第10話 「牢獄からの脱出」

今回は面白かった。脱出劇をバトルなどで盛り上げながら、チュルナイの世界観を示し、さらにシリーズ全体の話とも絡めていくというもので、細かい点は不十分なところやおかしなところもあるが、大筋が楽しめるものであればそんなに気にならない。特に毒キノコの洞窟の描写なんかは結構君の悪さがよくわかってよかったように思う。ストーリーという点では、チュルナイの人々とデルの人々との常識の違いや、食べ物を捨てるという異常な風習などが興味を引き、その風習の原因に対する疑問が示されて解決があるという期待をさせ、さらにラストでトムの店という謎だった事実との結びつきを示し、「なんで?」と本気で思わされたところで幕引きと、見事に飴とムチを与えられて次回を見ずにはいられないようにされてしまいました。

細かい問題点の一つは、登場人物たちの力関係がよくわからないこと。

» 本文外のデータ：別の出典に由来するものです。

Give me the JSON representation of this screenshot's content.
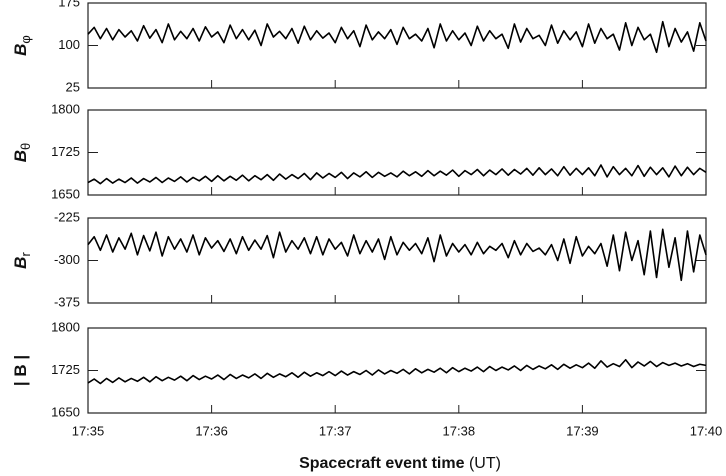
{
  "chart_data": {
    "type": "line",
    "xlabel": "Spacecraft event time",
    "xlabel_unit": "(UT)",
    "xlim": [
      1055,
      1060
    ],
    "xticks": [
      {
        "value": 1055,
        "label": "17:35"
      },
      {
        "value": 1056,
        "label": "17:36"
      },
      {
        "value": 1057,
        "label": "17:37"
      },
      {
        "value": 1058,
        "label": "17:38"
      },
      {
        "value": 1059,
        "label": "17:39"
      },
      {
        "value": 1060,
        "label": "17:40"
      }
    ],
    "color": "#000000",
    "x": [
      1055,
      1055.05,
      1055.1,
      1055.15,
      1055.2,
      1055.25,
      1055.3,
      1055.35,
      1055.4,
      1055.45,
      1055.5,
      1055.55,
      1055.6,
      1055.65,
      1055.7,
      1055.75,
      1055.8,
      1055.85,
      1055.9,
      1055.95,
      1056,
      1056.05,
      1056.1,
      1056.15,
      1056.2,
      1056.25,
      1056.3,
      1056.35,
      1056.4,
      1056.45,
      1056.5,
      1056.55,
      1056.6,
      1056.65,
      1056.7,
      1056.75,
      1056.8,
      1056.85,
      1056.9,
      1056.95,
      1057,
      1057.05,
      1057.1,
      1057.15,
      1057.2,
      1057.25,
      1057.3,
      1057.35,
      1057.4,
      1057.45,
      1057.5,
      1057.55,
      1057.6,
      1057.65,
      1057.7,
      1057.75,
      1057.8,
      1057.85,
      1057.9,
      1057.95,
      1058,
      1058.05,
      1058.1,
      1058.15,
      1058.2,
      1058.25,
      1058.3,
      1058.35,
      1058.4,
      1058.45,
      1058.5,
      1058.55,
      1058.6,
      1058.65,
      1058.7,
      1058.75,
      1058.8,
      1058.85,
      1058.9,
      1058.95,
      1059,
      1059.05,
      1059.1,
      1059.15,
      1059.2,
      1059.25,
      1059.3,
      1059.35,
      1059.4,
      1059.45,
      1059.5,
      1059.55,
      1059.6,
      1059.65,
      1059.7,
      1059.75,
      1059.8,
      1059.85,
      1059.9,
      1059.95,
      1060
    ],
    "panels": [
      {
        "ylabel": "B",
        "ylabel_sub": "φ",
        "ylim": [
          25,
          175
        ],
        "yticks": [
          25,
          100,
          175
        ],
        "values": [
          120,
          132,
          112,
          130,
          110,
          128,
          115,
          126,
          108,
          135,
          113,
          128,
          105,
          138,
          110,
          125,
          112,
          130,
          108,
          133,
          115,
          124,
          105,
          136,
          112,
          128,
          110,
          127,
          100,
          138,
          115,
          125,
          112,
          130,
          104,
          134,
          110,
          126,
          113,
          122,
          105,
          132,
          112,
          126,
          98,
          136,
          110,
          124,
          112,
          128,
          102,
          132,
          112,
          120,
          108,
          130,
          96,
          138,
          108,
          126,
          110,
          122,
          100,
          134,
          108,
          126,
          112,
          120,
          95,
          138,
          106,
          130,
          112,
          118,
          100,
          136,
          104,
          126,
          110,
          124,
          98,
          138,
          104,
          130,
          112,
          120,
          92,
          140,
          100,
          132,
          110,
          120,
          88,
          142,
          98,
          130,
          106,
          124,
          90,
          140,
          108
        ]
      },
      {
        "ylabel": "B",
        "ylabel_sub": "θ",
        "ylim": [
          1650,
          1800
        ],
        "yticks": [
          1650,
          1725,
          1800
        ],
        "values": [
          1672,
          1678,
          1670,
          1679,
          1671,
          1678,
          1672,
          1680,
          1671,
          1679,
          1673,
          1681,
          1672,
          1680,
          1674,
          1682,
          1673,
          1681,
          1675,
          1683,
          1674,
          1684,
          1675,
          1683,
          1676,
          1685,
          1675,
          1684,
          1677,
          1686,
          1676,
          1687,
          1678,
          1686,
          1679,
          1688,
          1677,
          1689,
          1680,
          1688,
          1681,
          1690,
          1679,
          1689,
          1682,
          1691,
          1681,
          1690,
          1683,
          1689,
          1682,
          1692,
          1684,
          1691,
          1683,
          1693,
          1684,
          1692,
          1685,
          1694,
          1683,
          1693,
          1686,
          1695,
          1684,
          1694,
          1686,
          1696,
          1685,
          1695,
          1687,
          1697,
          1685,
          1698,
          1686,
          1696,
          1684,
          1700,
          1685,
          1697,
          1686,
          1698,
          1684,
          1703,
          1682,
          1700,
          1686,
          1697,
          1684,
          1702,
          1683,
          1699,
          1686,
          1698,
          1682,
          1701,
          1684,
          1699,
          1686,
          1697,
          1690
        ]
      },
      {
        "ylabel": "B",
        "ylabel_sub": "r",
        "ylim": [
          -375,
          -225
        ],
        "yticks": [
          -375,
          -300,
          -225
        ],
        "values": [
          -272,
          -258,
          -282,
          -255,
          -285,
          -260,
          -280,
          -252,
          -290,
          -256,
          -283,
          -250,
          -292,
          -258,
          -280,
          -262,
          -285,
          -255,
          -290,
          -260,
          -278,
          -265,
          -284,
          -262,
          -288,
          -258,
          -282,
          -264,
          -280,
          -256,
          -295,
          -250,
          -285,
          -265,
          -280,
          -260,
          -288,
          -258,
          -290,
          -262,
          -280,
          -268,
          -292,
          -255,
          -288,
          -265,
          -285,
          -262,
          -298,
          -258,
          -290,
          -268,
          -282,
          -270,
          -288,
          -260,
          -302,
          -255,
          -292,
          -270,
          -285,
          -272,
          -290,
          -268,
          -288,
          -275,
          -282,
          -270,
          -295,
          -265,
          -290,
          -270,
          -284,
          -278,
          -290,
          -272,
          -300,
          -262,
          -305,
          -258,
          -292,
          -275,
          -288,
          -270,
          -310,
          -255,
          -318,
          -250,
          -300,
          -265,
          -325,
          -248,
          -330,
          -245,
          -312,
          -260,
          -335,
          -248,
          -320,
          -255,
          -290
        ]
      },
      {
        "ylabel": "| B |",
        "ylim": [
          1650,
          1800
        ],
        "yticks": [
          1650,
          1725,
          1800
        ],
        "values": [
          1703,
          1710,
          1702,
          1711,
          1704,
          1712,
          1705,
          1711,
          1706,
          1713,
          1705,
          1714,
          1707,
          1713,
          1708,
          1715,
          1707,
          1716,
          1709,
          1715,
          1710,
          1717,
          1709,
          1718,
          1711,
          1717,
          1712,
          1719,
          1711,
          1720,
          1713,
          1719,
          1714,
          1721,
          1713,
          1722,
          1715,
          1721,
          1716,
          1723,
          1716,
          1724,
          1717,
          1723,
          1718,
          1725,
          1717,
          1726,
          1719,
          1725,
          1720,
          1727,
          1719,
          1728,
          1721,
          1727,
          1722,
          1729,
          1721,
          1730,
          1723,
          1729,
          1724,
          1731,
          1723,
          1732,
          1725,
          1731,
          1726,
          1733,
          1725,
          1734,
          1727,
          1733,
          1728,
          1735,
          1727,
          1736,
          1729,
          1735,
          1730,
          1738,
          1729,
          1742,
          1731,
          1737,
          1732,
          1744,
          1730,
          1740,
          1733,
          1741,
          1732,
          1739,
          1734,
          1738,
          1733,
          1737,
          1732,
          1736,
          1734
        ]
      }
    ]
  }
}
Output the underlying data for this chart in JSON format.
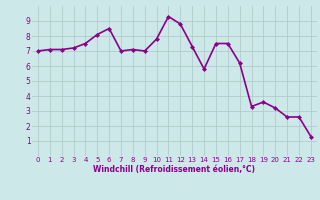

ライは十分に自分の強さに自信があるように見え、一人で三人をやっつけたにも関わらず、不意打ちとはいえ少女の一撃でやられてしまうのは自然とは言い難い。まあ笑えるものではありましたが。それを狙ってるようにも見える。

そのティラは意外にかわいかった。どうも少しリーフのことが気になっているようで、リーフを見てほんのり赤くなってるところや、リーフのことを忘れないといってるシーンなんかすごく微笑ましい。是非ついて行こうとしない理由を詳しく聞きたかったところです。リーフはそんな思いに気付くには程遠い鈍感野郎ですが。